I've been thinking a lot of about this story, Confounded I mean, and I wanted to do something else with it. I may never finish the prequel but I think I could finish this.


I am Sexta, the sixth arrancar, follower and slave to Lord Aizen. I am nothing to him. He could throw me out just as easily as he keeps me. He is our 'king' and I must follow all orders. I have never, and will never be, his most loyal follower. I am to angry, to violent. But in the end he trusted me with this mission that would so deeply effect everything later.

We won the war. Aizen finally got what he wanted. For now their world was still just that, their's, until he decided to take it. It was a bloody mess, a lot of people died on both sides, but in the end it was one angry, heart-broken scream that ended it. The anger he showed at her death, the one my side killed, was terrible. Even I, the heartless Sexta, felt it in my very core.

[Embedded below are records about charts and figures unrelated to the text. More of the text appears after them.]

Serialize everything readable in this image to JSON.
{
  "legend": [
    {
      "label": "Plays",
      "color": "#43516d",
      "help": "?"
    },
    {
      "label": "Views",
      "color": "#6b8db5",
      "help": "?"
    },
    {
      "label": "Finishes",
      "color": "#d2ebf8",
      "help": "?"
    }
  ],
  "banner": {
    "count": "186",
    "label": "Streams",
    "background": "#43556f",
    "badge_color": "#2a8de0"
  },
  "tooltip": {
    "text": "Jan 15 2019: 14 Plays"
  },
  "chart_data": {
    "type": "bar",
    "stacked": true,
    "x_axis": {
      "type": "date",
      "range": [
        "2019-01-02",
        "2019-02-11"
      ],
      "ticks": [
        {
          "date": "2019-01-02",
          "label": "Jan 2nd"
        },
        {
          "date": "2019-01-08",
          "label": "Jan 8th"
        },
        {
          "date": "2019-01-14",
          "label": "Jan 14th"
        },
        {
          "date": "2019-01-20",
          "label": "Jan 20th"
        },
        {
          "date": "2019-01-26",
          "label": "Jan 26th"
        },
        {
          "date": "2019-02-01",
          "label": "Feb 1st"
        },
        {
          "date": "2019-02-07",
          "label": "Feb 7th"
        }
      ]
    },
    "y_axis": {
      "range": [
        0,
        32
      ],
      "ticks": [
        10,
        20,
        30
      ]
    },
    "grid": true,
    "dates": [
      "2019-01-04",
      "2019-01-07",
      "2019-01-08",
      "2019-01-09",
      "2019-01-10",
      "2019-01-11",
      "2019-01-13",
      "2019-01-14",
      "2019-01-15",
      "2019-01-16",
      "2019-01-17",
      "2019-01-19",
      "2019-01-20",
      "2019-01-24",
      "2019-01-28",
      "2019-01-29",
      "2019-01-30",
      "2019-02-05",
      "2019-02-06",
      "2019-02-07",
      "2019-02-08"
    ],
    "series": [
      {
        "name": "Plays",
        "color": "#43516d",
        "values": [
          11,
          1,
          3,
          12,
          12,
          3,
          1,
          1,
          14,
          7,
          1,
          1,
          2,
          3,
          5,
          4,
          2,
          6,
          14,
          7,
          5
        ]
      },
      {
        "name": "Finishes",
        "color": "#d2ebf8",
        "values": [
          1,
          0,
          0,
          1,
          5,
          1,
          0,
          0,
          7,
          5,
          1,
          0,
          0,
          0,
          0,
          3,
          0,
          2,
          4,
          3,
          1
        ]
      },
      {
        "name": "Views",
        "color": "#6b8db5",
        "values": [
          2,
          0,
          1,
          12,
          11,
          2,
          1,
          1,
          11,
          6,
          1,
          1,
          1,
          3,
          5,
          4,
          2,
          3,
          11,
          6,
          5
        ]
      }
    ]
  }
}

It might same strange that the very person who ended it all was the one who first changed his mind about me. How he accepted me and didn't think that I was deceiving anyone. It was all part of the plan, my Lord's plan. Give the shinigami false hope and than rip it all away from them. I didn't want to, but I had to. That day I became Aizen's spy. That day changed it all, but most of all it changed me.

If it wasn't for this mission I might be dead today. I would have died alone with no one to love me, no one to come home even if I did survive.

In the end it was him, the hero of Soul Society, that changed everything.